Perhaps the most appealing benefit of tissue culture when it comes to cannabis cultivation is volume. With just a few plant cells, a new plant can form, meaning one mother plant can produce thousands and thousands of new plantlets — numbers that could simply not be reproduced using typical cloning methods. Additionally, tissue culture takes up less space.
Growing cannabis from seed can be time consuming and ineffective, with only a certain percentage of plants germinating.
Cannabis Tissue Culture How-To
So, we’ve established that tissue culture is an extremely effective method to propagate cannabis. Now comes the tricky part: Actually doing it. Below is a step-by-step process that you can follow to introduce tissue culture in your cannabis grow.
- Remove from your cannabis plant a small section of the healthiest, cleanest plant tissue you can find. This tissue should then be washed and sterilized.
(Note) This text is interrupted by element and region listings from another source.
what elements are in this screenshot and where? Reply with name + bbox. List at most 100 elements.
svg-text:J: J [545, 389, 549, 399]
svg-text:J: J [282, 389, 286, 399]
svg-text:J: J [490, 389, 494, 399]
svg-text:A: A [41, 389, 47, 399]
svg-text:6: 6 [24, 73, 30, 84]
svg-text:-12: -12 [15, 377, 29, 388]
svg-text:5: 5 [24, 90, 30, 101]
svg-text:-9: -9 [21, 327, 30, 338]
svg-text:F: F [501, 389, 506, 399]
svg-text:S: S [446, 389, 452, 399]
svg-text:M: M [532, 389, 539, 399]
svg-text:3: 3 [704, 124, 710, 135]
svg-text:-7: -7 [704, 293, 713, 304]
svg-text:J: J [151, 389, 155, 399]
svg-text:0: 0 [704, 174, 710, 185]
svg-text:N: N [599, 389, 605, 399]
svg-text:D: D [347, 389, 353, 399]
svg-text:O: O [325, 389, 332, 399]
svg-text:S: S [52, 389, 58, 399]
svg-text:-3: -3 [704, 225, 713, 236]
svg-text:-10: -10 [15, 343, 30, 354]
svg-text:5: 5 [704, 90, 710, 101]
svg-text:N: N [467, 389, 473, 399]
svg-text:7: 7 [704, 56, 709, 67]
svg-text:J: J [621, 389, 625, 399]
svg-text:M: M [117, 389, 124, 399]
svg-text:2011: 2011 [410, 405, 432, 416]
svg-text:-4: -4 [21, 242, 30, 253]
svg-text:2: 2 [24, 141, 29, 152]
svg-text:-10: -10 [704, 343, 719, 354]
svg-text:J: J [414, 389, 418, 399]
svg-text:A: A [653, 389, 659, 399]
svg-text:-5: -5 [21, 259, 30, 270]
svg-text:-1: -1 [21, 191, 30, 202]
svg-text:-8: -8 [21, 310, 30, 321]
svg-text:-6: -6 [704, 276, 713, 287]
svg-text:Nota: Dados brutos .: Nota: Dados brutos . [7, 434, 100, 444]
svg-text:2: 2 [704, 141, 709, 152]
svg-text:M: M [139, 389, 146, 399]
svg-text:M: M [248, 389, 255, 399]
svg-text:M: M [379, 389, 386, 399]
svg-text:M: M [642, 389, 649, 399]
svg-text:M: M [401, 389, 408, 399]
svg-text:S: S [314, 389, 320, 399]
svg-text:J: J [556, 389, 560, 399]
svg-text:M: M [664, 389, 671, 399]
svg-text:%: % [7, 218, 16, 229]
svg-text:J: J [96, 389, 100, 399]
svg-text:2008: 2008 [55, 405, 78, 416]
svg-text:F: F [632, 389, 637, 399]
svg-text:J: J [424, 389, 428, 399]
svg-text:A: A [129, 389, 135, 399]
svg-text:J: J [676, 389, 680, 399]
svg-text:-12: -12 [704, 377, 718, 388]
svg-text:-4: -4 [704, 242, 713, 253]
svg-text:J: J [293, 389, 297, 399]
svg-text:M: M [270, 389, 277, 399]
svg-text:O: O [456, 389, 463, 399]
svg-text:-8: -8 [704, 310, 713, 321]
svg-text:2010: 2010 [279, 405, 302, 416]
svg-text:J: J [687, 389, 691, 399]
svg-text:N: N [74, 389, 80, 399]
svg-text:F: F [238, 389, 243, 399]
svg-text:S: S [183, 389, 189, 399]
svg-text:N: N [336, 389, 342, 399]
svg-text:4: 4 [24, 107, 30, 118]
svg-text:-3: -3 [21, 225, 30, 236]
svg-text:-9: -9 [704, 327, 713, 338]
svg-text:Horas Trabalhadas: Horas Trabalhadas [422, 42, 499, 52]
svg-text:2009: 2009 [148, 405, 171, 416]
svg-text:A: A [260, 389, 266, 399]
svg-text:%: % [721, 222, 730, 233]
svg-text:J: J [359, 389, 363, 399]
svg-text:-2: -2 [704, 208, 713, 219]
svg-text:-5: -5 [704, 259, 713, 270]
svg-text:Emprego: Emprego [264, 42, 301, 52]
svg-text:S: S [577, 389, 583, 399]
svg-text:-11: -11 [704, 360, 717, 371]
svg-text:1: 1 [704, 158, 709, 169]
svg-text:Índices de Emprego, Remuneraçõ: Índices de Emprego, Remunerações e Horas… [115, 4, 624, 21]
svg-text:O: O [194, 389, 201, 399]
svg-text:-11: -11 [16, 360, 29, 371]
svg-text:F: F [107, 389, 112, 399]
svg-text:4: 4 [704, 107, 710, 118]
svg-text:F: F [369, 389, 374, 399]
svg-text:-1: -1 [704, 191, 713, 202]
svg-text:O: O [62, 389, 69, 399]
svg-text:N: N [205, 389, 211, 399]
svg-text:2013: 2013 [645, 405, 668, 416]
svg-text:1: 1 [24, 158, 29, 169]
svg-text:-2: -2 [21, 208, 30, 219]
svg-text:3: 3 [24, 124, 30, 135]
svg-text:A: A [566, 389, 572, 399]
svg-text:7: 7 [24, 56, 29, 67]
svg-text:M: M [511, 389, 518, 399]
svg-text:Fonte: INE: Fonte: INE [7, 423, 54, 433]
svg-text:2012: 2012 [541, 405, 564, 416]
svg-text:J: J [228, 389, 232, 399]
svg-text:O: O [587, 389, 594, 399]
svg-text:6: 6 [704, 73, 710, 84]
- Once sterile, the plant tissue is placed in a gel-like substance — typically an agar, or algae-based gelatin-like substance, with essential nutrients, energy sources (sucrose, typically) and special hormones.
The mixture is then placed in a test tube and kept cool. - Next, a variety of growth hormones are used as the tissue progresses through different growth stages.
Once the sample is large enough to multiply, it’s moved into a new gel and multiplied into as many plants as possible or as desired. - Each new clone is washed and sterilized as the initial tissue was.
- Next, the clones are given a different hormone to encourage root growth.
- Finally, once the clone is matured — or hardened off, as it’s referred to in the cannabis growing community — the clones can be put into the regular grow rotation, as they are ready for veg.
This whole process takes about a month, which is longer than when typically cloning cannabis. The benefit, however, is in the volume of marijuana one can produce. The extra time is worth it for most growers, as you’ll get so many more clones using micropropagation.
Choosing Tissue Culture For Your Grow Op
Since one of the primary benefits of tissue culture for cannabis is in the volume, it is a method perhaps best utilized in larger grow ops, although small-scale or hobby cannabis growers may enjoy experimenting with this technique as well. And as with most genetic technology, the price and scale at which it’s available is becoming more and more affordable, thus opening up the tech to growers who may have previously been unable to benefit from it.
Whether growing on a small or large scale, there are several tissue culture kits available online to help you achieve desired results and that will of course come with their own instructions. As the science and technology of tissue culture becomes more accessible, this sci-fi-seeming breeding method has never been more doable.